QOTD (2014-02-02)

Last term, a Christ Church undergraduate made student-paper headlines for bringing a homemade flamethrower to a college “bop” (party for all the undergrads in college). But we junior deans and equivalent officers who lie awake at night worrying that such things will happen on our watch should be relieved that matters are no longer as they were in the late-Victorian period, as described by M.C. Curthoys in the History of the University of Oxford, vol. 7:

One outward sign of the new seriousness was the exclusion of dogs, whose nocturnal howlings had occasionally disturbed the peace of the unreformed colleges; Warden Sewell carefully enforced the rules against them at New College in the early 1860s, while George Bradley made their removal an issue at University College. Supper parties, a long-standing target for moral reformers, were suppressed at Trinity during 1857 and 1858 by the dean, Frederick Meyrick, who detested their ‘noisy and ill-conducted’ proceedings, ‘gross language’, and ‘filthy songs’. Gatings and rustications were imposed on attenders at rowdy wine parties in the following decade….

As proctors during 1882-3, Scott Holland and A.L. Smith of Balliol conducted a purge against prostitution in the town, declaring their priority to be ‘protecting the Undergraduates from needless temptation by vigilantly attending to the public decency of the streets’. Their actions… were reinforced by the University branch of the Church of England Purity Association, founded in 1883, whose 800 members in 1887 included about 30 per cent of all undergraduates in residence…. Membership at Keble, where the association seems to have originated, was almost universal; Oriel and Worcester also provided substantial support. Sexual vice was thereafter a diminishing concern among disciplinary officers; entering a college after hours, though still an offence, ceased to be automatically associated with gross moral turpitude, and ‘climbing in’ over the college walls could become a relatively good-natured test of ingenuity. In other matters it proved more difficult for college deans to take concerted action. L.R. Farnell, Sub-Rector of Exeter from 1882, complained of their failure to agree a common policy towards college bonfires, undergraduate celebrations usually of sporting victories, which threatened to get out of hand in the mid-1880s. Some colleges treated them as occasions for licensed uproar, like bump suppers (previously disreputable occasions but which became sanctioned as official college events). These provided essential outlets for the violent energies of the young men confined within college walls. During the restoration of the Bodleian, when the Schools tower was covered in wooden scaffolding, rockets, bombs, and sparks from a vast bonfire blazing in the nearby front quadrangle of Hertford, in celebration of the college going head of the river in 1881, presented an alarming prospect. The conflagration, ‘fed with tables and chairs by a mad set of undergraduates who were chiefly occupied in dancing insanely about it’, had the permission of the Senior Proctor. A Harvard graduate visiting Queen’s witnessed Provost Magrath looking on benignly at a bonfire circled by undergraduates variously hanging from trees or bashing tin baths.

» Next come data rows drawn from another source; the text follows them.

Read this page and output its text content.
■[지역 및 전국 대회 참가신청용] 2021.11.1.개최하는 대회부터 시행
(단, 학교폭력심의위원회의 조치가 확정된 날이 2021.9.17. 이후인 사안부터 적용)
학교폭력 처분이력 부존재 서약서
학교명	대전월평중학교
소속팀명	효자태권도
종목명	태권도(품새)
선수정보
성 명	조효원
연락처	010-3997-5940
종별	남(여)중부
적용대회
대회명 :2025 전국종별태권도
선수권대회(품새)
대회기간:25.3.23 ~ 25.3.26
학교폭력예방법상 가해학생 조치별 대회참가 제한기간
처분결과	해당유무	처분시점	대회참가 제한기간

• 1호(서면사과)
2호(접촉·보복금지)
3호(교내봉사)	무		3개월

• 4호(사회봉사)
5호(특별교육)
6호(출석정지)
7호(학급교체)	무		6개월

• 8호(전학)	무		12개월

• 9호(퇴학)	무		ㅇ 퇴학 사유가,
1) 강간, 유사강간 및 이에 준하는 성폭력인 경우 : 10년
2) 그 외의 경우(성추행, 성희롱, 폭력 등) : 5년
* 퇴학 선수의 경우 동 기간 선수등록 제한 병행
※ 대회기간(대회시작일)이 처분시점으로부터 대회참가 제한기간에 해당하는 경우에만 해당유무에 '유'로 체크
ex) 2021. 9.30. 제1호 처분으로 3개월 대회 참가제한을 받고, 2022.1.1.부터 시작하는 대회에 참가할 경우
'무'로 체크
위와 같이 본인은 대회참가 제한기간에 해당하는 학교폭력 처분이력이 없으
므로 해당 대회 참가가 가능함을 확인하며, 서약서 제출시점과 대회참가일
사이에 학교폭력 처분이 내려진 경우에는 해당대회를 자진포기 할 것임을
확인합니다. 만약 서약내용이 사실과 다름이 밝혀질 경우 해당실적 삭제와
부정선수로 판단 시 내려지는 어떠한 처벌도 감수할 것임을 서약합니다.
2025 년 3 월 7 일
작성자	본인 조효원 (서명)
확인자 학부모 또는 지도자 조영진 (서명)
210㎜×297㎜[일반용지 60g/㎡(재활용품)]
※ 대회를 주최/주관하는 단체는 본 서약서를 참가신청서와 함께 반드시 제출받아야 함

Spectacular breakdowns of control, widely reported in the press, showed that the establishment of a new order in the colleges was not uniformly smooth. Rapid expansion in student numbers during the 1860s placed additional strains on the colleges’ disciplinary resources. An early sign of trouble was the gating of the whole of Merton College following a bonfire in the college on 5 November 1865. All the undergraduates at Trinity were threatened with rustication in Hilary term 1867 after a succession of incidents, including the blocking up of a passageway with snow to prevent access to morning chapel and the cutting of the chapel bell-rope. The same sentence was threatened at University College in March 1868 after a fellow had been ‘screwed up’ (i.e. shut in his rooms by the insertion of screw into his outer oak door), and the rooms of an undergraduate vandalized, apparently in the wake of an unpopular decision of the governing body. At the end of November 1868, the governing body at New College actually carried out the sanction of mass rustication when the undergraduates reused to give up the names of those responsible for smashing an unpopular student’s windows. The culmination of this turbulent period was the Christ Church library riot…. Further outbreaks occurred at the end of the 1870s. Discipline broke down in Wadham after eights week in 1879 when the authorities prohibited the holding of a college concert. In the following summer Bradley rusticated the whole of University College after the undergraduates refused to incriminate those responsible for screwing up the oak of a tutor, who was also Senior Proctor; they were subsequently taken back when the culprit owned up.